“The restructuring of the company is paying off,” SunPower CEO Tom Werner told GTM.
SunPower returned to profitability and exceeded its revenue guidance in the second quarter, pointing to signs that its strategic overhaul is bearing fruit. Shares surged 20 percent in after-hours trading, to around $14.
Though the company is still working to improve its financial position, CEO Tom Werner said the Q2 results represent “clear evidence of the success of our strategic transformation.”
That transformation began about a year ago, with SunPower reimagining its business around a long-range vision centered on distributed generation and storage-plus-services. The company excised its utility-scale development division and re-oriented its business around three core areas: its manufacturing arm, known as SunPower Technologies, and the two branches of its Energy Services division, commercial and residential distributed generation.

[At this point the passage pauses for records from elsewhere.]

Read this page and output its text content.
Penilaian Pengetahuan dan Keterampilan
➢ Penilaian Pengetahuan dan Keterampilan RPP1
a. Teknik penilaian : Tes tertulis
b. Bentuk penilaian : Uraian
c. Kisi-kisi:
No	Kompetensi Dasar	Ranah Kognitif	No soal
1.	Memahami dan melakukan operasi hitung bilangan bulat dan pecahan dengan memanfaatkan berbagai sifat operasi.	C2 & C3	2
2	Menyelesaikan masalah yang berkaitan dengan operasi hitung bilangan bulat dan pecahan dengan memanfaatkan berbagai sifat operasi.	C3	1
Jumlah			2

SunPower’s acquisition of SolarWorld Americas in 2018 provided it with a U.S. manufacturing base. Its subsequent exclusion from tariffs have eased some of its headwinds, allowing the company to focus on its business transition unencumbered by trade constraints.

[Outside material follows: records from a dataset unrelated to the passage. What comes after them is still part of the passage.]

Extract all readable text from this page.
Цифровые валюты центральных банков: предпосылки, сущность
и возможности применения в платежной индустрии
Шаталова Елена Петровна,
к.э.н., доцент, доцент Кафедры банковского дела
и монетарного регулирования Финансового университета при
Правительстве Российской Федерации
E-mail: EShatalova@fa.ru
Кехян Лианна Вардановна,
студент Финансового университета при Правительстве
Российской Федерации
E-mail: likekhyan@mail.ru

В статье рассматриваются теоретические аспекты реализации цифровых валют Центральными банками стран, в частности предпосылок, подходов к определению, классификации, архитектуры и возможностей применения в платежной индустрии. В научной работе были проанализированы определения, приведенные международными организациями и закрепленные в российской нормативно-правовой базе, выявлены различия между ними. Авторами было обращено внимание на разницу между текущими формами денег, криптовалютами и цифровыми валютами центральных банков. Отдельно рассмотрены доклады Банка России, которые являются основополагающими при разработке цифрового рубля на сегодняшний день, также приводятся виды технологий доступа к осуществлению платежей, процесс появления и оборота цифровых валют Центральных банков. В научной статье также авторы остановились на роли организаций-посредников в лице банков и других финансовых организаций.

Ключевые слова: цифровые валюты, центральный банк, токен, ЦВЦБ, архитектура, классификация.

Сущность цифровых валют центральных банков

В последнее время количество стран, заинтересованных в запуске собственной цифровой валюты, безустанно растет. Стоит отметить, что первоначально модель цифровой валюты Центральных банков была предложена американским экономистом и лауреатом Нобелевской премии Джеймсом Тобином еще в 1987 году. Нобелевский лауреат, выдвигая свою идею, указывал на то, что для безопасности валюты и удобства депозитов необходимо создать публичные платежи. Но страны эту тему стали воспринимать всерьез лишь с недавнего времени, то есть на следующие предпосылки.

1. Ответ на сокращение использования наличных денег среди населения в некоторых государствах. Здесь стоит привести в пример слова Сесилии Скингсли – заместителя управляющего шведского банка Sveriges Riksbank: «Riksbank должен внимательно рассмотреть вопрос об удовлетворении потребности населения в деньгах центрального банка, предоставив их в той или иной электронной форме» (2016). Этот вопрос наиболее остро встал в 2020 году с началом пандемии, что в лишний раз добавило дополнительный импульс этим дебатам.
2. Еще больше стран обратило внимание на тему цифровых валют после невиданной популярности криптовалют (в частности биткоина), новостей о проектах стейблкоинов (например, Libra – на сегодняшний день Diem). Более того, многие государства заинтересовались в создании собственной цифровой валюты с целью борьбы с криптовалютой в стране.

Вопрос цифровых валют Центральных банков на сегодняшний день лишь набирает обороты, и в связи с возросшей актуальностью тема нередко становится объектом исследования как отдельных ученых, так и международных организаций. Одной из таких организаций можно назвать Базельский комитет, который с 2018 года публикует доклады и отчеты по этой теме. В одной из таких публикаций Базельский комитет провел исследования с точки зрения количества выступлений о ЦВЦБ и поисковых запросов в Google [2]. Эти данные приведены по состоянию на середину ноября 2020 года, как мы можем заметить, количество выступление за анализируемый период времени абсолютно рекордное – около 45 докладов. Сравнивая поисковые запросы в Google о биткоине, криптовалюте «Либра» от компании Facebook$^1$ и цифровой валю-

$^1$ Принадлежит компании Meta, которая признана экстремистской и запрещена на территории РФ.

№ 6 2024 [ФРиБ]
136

On a GAAP basis, the U.S. solar installer posted a Q2 net profit of $121.5 million on revenues of $463.3 million, a huge turnaround from its $447.1 million loss during the same quarter last year.

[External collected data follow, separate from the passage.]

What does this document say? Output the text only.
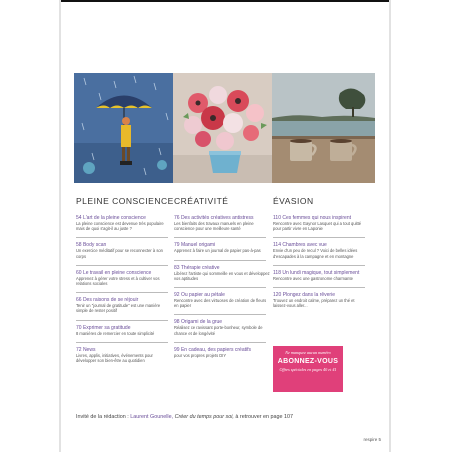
PLEINE CONSCIENCE
54 L'art de la pleine conscience
La pleine conscience est devenue très populaire mais de quoi s'agit-il au juste ?
58 Body scan
Un exercice méditatif pour se reconnecter à son corps
60 Le travail en pleine conscience
Apprenez à gérer votre stress et à cultiver vos relations sociales
66 Des raisons de se réjouir
Tenir un "journal de gratitude" est une manière simple de rester positif
70 Exprimer sa gratitude
8 manières de remercier en toute simplicité
72 News
Livres, applis, initiatives, événements pour développer son bien-être au quotidien
CRÉATIVITÉ
76 Des activités créatives antistress
Les bienfaits des travaux manuels en pleine conscience pour une meilleure santé
79 Manuel origami
Apprenez à faire un journal de papier pas-à-pas
83 Thérapie créative
Libérez l'artiste qui sommeille en vous et développez vos aptitudes
92 Ou papier au pétale
Rencontre avec des virtuoses de création de fleurs en papier
98 Origami de la grue
Réalisez ce ravissant porte-bonheur, symbole de chance et de longévité
99 En cadeau, des papiers créatifs
pour vos propres projets DIY
ÉVASION
110 Ces femmes qui nous inspirent
Rencontre avec Gaynor Lasquet qui a tout quitté pour partir vivre en Laponie
114 Chambres avec vue
Envie d'un peu de recul ? Voici de belles idées d'escapades à la campagne et en montagne
118 Un lundi magique, tout simplement
Rencontre avec une gastronome charmante
120 Plongez dans la rêverie
Trouvez un endroit calme, préparez un thé et laissez-vous aller...
Ne manquez aucun numéro
ABONNEZ-VOUS
Offres spéciales en pages 40 et 41
Invité de la rédaction : Laurent Gounelle, Créer du temps pour soi, à retrouver en page 107
respire 5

However, it expects to slide back into a loss in the third quarter. Whether the company can remain profitable over the longer term is another question.
Distributed generation shipments were up 58 percent quarter-over-quarter, and SunPower noted that production of its Next Generation Technology solar panels continues to ramp after a late-2018 start.
The company said it will hit 10 percent annual growth across all three business units in 2019 and is looking to 20 percent growth in the long term.
Based on its performance, the company adjusted its EBITDA guidance for the year to between $100 and $120 million, following its raised guidance in the first quarter of 2019.
Bringing in storage and services
Moving forward, SunPower has laid out a vision that incorporates energy services and storage in its residential and commercial businesses to stack revenue. By integrating storage and digital services into its business model, SunPower hopes it can become more than a solar company to its customers.
It’s an idea shared by many in the energy industry, as the lines between developers, service providers and utilities become murkier. Werner has said SunPower’s plans put the company in competition with the likes of Shell and National Grid, who are peddling a similar vision. But he’s also suggested that SunPower’s positioning within solar should offer an edge.
“We believe services will become a significant driver of long-term profit growth,” said Werner on the Wednesday earnings call. “We can increase customer stickiness with expanded margins.”
The company said its storage pipeline has grown to more than 135 megawatts for commercial and industrial customers. In June SunPower inked a large solar-plus-storage deal with Whole Foods for eight stores connected to 2.6 megawatts of solar and 483-kilowatts of storage.
Werner said the company is now hitting 35 percent attachment rates for storage with commercial customers.
“That is both revenue-enhancing and margin-enhancing,” the CEO said in a post-call interview with Greentech Media. “In some of those systems in C&I we’ve started to offer services. That’s not a big revenue driver [now], but in the long term it’s a profit driver.”
SunPower’s residential storage offering, Equinox, is still slated for release in the second half of the year.
Cash on hand
SunPower’s cash and cash equivalents dropped from $185 million in Q1 2019 to $167 million in Q2, but the company is still working to bring in more money in the near-term. It will continue its strategy of offloading commercial and residential leases after certain points in the development cycle. In March, it sold more than 200 megawatts of commercial projects to a subsidiary of Goldman Sachs Renewable Power.
“What we’ve done in both residential and commercial, when we get a project perfected, … we can sell that project,” said Werner. “We accomplish two things: one, we get the cash earlier, two, we simplify our [profit and loss statement].”
Those one-time sales should work alongside the company’s ongoing revenues from storage and services as those businesses grow.
Last year SunPower also offloaded its stake in yieldco 8point3 Energy Partners and sold its microinverter business to Enphase.
Werner told GTM that SunPower expects to finish the sale of the Oregon factory it acquired through its purchase of SolarWorld in the upcoming quarter. SunPower will continue manufacturing at that facility by leasing back the space it needs.
On Wednesday, SunPower also filed paperwork with the Securities and Exchange Commission noting the sale of 1 million Enphase shares between July 11 and July 30. Werner called it a “cash generating and diversifying” move. SunPower now owns 6.5 million shares of Enphase, a company it’s partnered with on its inverter-integrated module, and Werner said the company does not expect to sell further shares this year.
Ultimately, while SunPower is still clawing out of financial hardship, Werner said “it’s a good time to be in solar” because of strong demand in key markets and the value proposition tied to storage and service additions on distributed solar.
“The restructuring of the company is paying off,” Werner said in the interview.
“As we look multi-year to the growth and profitability of SunPower, we have the focus on DG, our new [Next Generation Technology product] and storage and services, which become meaningful and very meaningful the following year.”